Still referring to FIG. 2, the waste material is then deposited into a hopper (100), which feeds the waste material (110) into a shredder, and waste materials pass through a shredder (120) to produce waste material particles having a diameter not greater than one half inch. As an auger or conveyor (130) moves the sized waste material, the additive composition comprising sea salt and soy flour is then added (140) to the waste material particles until they are coated with the additive composition.

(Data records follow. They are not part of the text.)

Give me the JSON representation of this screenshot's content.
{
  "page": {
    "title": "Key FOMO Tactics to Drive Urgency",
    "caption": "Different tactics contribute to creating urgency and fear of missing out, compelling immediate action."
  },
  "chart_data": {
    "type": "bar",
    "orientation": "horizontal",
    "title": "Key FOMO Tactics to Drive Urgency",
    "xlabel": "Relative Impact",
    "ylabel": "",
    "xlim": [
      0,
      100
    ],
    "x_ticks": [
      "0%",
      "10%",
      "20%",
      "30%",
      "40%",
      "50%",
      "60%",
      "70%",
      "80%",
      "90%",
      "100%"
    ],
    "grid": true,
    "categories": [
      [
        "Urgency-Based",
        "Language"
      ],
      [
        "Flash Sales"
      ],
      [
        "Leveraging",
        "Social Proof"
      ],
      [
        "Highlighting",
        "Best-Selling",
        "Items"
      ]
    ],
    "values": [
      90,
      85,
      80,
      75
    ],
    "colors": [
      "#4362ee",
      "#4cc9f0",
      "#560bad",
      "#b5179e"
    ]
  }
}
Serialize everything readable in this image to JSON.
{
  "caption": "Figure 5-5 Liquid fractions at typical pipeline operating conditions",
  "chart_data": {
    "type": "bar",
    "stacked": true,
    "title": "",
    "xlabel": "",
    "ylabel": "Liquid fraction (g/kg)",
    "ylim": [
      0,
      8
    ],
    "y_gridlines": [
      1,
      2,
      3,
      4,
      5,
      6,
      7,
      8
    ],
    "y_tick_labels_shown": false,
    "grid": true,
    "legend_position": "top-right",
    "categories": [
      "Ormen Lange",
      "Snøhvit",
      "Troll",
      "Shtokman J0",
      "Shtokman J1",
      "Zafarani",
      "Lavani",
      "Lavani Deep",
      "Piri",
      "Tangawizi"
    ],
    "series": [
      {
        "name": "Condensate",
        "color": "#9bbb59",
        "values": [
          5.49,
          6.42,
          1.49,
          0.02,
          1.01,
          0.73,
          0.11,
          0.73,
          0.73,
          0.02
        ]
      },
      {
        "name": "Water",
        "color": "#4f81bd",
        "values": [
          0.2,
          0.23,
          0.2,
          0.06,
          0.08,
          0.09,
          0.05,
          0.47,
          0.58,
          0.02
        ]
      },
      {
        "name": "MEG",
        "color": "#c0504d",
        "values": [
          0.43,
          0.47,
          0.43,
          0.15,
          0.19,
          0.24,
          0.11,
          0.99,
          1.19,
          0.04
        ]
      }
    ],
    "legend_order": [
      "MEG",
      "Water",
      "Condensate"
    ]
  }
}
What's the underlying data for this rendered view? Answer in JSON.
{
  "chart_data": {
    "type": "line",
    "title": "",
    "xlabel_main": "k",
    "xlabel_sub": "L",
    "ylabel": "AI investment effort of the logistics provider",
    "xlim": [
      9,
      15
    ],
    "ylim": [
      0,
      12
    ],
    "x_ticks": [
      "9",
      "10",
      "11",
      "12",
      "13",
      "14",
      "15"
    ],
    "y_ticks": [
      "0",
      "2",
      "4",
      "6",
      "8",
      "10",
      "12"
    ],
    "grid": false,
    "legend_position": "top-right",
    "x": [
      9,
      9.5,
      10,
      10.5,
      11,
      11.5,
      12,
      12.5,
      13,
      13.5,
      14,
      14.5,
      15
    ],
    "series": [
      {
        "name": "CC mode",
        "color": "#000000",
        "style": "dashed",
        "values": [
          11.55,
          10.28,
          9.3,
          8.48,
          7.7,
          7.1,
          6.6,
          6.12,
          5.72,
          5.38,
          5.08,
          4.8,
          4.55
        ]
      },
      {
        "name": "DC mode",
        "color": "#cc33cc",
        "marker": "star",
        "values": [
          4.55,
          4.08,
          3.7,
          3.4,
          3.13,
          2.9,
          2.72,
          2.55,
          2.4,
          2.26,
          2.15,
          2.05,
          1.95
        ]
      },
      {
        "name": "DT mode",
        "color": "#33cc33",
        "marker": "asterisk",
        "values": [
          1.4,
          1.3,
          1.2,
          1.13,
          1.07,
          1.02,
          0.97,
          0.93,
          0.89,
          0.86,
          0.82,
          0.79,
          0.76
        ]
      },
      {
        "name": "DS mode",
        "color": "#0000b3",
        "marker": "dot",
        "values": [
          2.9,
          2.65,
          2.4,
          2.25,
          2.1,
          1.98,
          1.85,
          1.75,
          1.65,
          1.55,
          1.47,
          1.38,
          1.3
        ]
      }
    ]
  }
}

The coated waste material particles are then transferred into a vat or other receiving container for further treatment and the moisture content and temperature of the mixture is determined. If the moisture content of the coated particulate matter is less than 12.0% by weight, water is added (150) until the moisture content of the waste material particles is preferably between 18.0 to 23% by weight. The waste material and additive composition are then allowed to soak (160) at temperature and for a time sufficient to destroy most biological agents, typically at a temperature of at least 130 degrees Fahrenheit, but preferably at least 135 degrees Fahrenheit, for at least one minute. This step serves to decontaminate the waste material and break down chemical and mechanical bonds within the waste material. If the temperature of the mixture is less than 130 degrees F, the temperature of the mixture is increased with an external heating device until the mixture reaches a temperature of at least 130 degrees Fahrenheit and allowed to soak for at least one minute. This step kills biological contaminants and accelerates breakdown of the mechanical bonds within the waste materials. In an alternative embodiment, the waste material particles are coated with a corresponding additive composition formulation following the first size reduction then transferred into a vat or similar container. The water content and temperature of the waste material particles is measured and adjusted so that the water content is at least 12% by weight and the temperature is at least 130 degrees Fahrenheit, but preferably at least 135 degrees Fahrenheit.

If needed, the size of the waste material particles is then reduced a second time by passing the soaked particulates through a hammer mill (170) or similar size reduction device until the diameter of the waste material particulates is not greater than one half inch, but preferably not greater than one quarter inch. The milled waste material particulate and additive composition mixture is then move (180) and pressed (190) into desired solid fuel formations such as pellets, briquettes, spheres. The resulting fuel formations may then be coated with starch for product stabilization.

The scope of the invention is not limited to the specific embodiments described herein. Rather, the claim should be looked to in order to judge the full scope of the invention.